Howell got to know McManus well when he published McManus’ “The Deer on a Bicycle” through the EWU Press. McManus arranged for the proceeds of the book to go toward student scholarships and to support the EWU Press. They sold “thousands and thousands” of copies, Howell said. “It meant a lot to the creative writing program and the press, and ultimately the university and to the students.

“I found him to be a kind and generous, intelligent, cheerful person, almost always.”
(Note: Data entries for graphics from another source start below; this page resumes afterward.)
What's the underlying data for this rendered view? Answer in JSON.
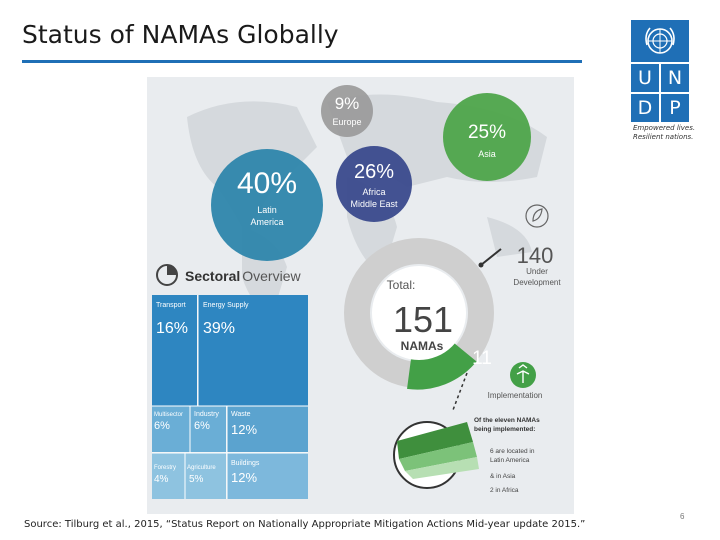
{
  "slide": {
    "title": "Status of NAMAs Globally",
    "source": "Source: Tilburg et al., 2015, “Status Report on Nationally Appropriate Mitigation Actions Mid-year update 2015.”",
    "page_number": "6"
  },
  "logo": {
    "letters": [
      "U",
      "N",
      "D",
      "P"
    ],
    "tagline_line1": "Empowered lives.",
    "tagline_line2": "Resilient nations."
  },
  "infographic": {
    "regions": [
      {
        "pct": "9%",
        "label1": "Europe",
        "label2": "",
        "color": "#9a9a9a"
      },
      {
        "pct": "25%",
        "label1": "Asia",
        "label2": "",
        "color": "#4ea54a"
      },
      {
        "pct": "40%",
        "label1": "Latin",
        "label2": "America",
        "color": "#2e86ab"
      },
      {
        "pct": "26%",
        "label1": "Africa",
        "label2": "Middle East",
        "color": "#3a4a8c"
      }
    ],
    "sectoral": {
      "title_bold": "Sectoral",
      "title_light": "Overview",
      "tiles": [
        {
          "name": "Transport",
          "pct": "16%"
        },
        {
          "name": "Energy Supply",
          "pct": "39%"
        },
        {
          "name": "Multisector",
          "pct": "6%"
        },
        {
          "name": "Industry",
          "pct": "6%"
        },
        {
          "name": "Waste",
          "pct": "12%"
        },
        {
          "name": "Forestry",
          "pct": "4%"
        },
        {
          "name": "Agriculture",
          "pct": "5%"
        },
        {
          "name": "Buildings",
          "pct": "12%"
        }
      ]
    },
    "total": {
      "label": "Total:",
      "number": "151",
      "unit": "NAMAs"
    },
    "under_development": {
      "number": "140",
      "label1": "Under",
      "label2": "Development"
    },
    "implementation": {
      "number": "11",
      "label": "Implementation"
    },
    "eleven_note": {
      "heading1": "Of the eleven NAMAs",
      "heading2": "being implemented:",
      "line1": "6 are located in",
      "line2": "Latin America",
      "line3": "& in Asia",
      "line4": "2 in Africa"
    }
  }
}
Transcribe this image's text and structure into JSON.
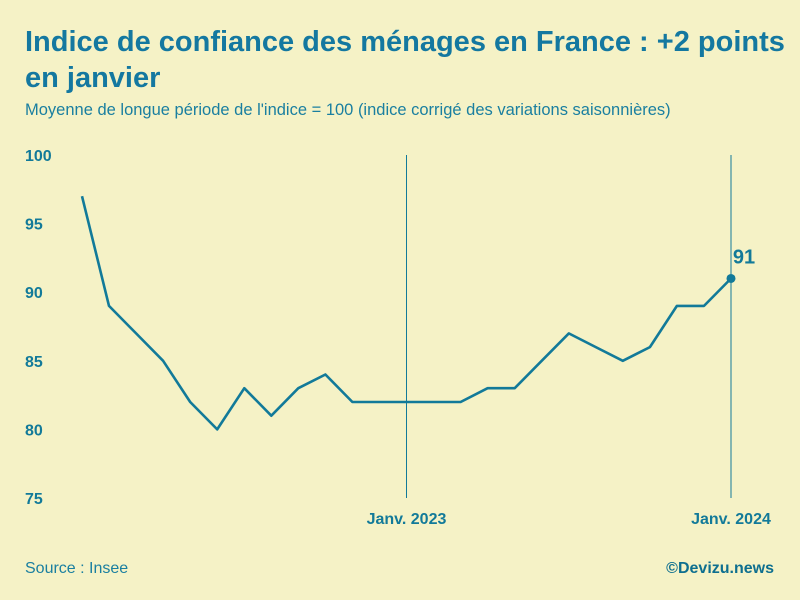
{
  "header": {
    "title": "Indice de confiance des ménages en France : +2 points en janvier",
    "subtitle": "Moyenne de longue période de l'indice = 100 (indice corrigé des variations saisonnières)"
  },
  "footer": {
    "source": "Source : Insee",
    "brand": "©Devizu.news"
  },
  "colors": {
    "background": "#f5f2c6",
    "line": "#127a99",
    "text": "#127a99"
  },
  "chart_data": {
    "type": "line",
    "title": "Indice de confiance des ménages en France : +2 points en janvier",
    "subtitle": "Moyenne de longue période de l'indice = 100 (indice corrigé des variations saisonnières)",
    "x": [
      "2022-01",
      "2022-02",
      "2022-03",
      "2022-04",
      "2022-05",
      "2022-06",
      "2022-07",
      "2022-08",
      "2022-09",
      "2022-10",
      "2022-11",
      "2022-12",
      "2023-01",
      "2023-02",
      "2023-03",
      "2023-04",
      "2023-05",
      "2023-06",
      "2023-07",
      "2023-08",
      "2023-09",
      "2023-10",
      "2023-11",
      "2023-12",
      "2024-01"
    ],
    "series": [
      {
        "values": [
          97,
          89,
          87,
          85,
          82,
          80,
          83,
          81,
          83,
          84,
          82,
          82,
          82,
          82,
          82,
          83,
          83,
          85,
          87,
          86,
          85,
          86,
          89,
          89,
          91
        ]
      }
    ],
    "ylim": [
      75,
      100
    ],
    "yticks": [
      "100",
      "95",
      "90",
      "85",
      "80",
      "75"
    ],
    "xtick_labels": [
      {
        "label": "Janv. 2023",
        "index": 12
      },
      {
        "label": "Janv. 2024",
        "index": 24
      }
    ],
    "annotation": {
      "label": "91",
      "index": 24
    },
    "grid": false,
    "legend": "none"
  }
}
McManus is survived by his wife, Darlene, their four daughters, nine grandchildren and six great-grandchildren. A private service is tentatively planned for next week at St. Joseph’s Catholic Church in Sandpoint.


----------



## SWAMPBUCK10PT (Apr 5, 2010)

* REST IN PEACE Mr McManus*


----------



## hassell (Feb 9, 2010)

Yes R.I.P. sir.


----------



## JTKillough (May 4, 2010)

Wow, my heart goes out to his family. I have fond memories of McManus's writing and in many ways, he was quite an influence on my own writings. I can't tell you how many times I thumbed through dad's Outdoor Life magazine, never stopping until I hit that last page. Such a loss. He will be greatly missed.


----------



## youngdon (Mar 10, 2010)

R. I. P. Sir. Thanks for the opportunity to read.


----------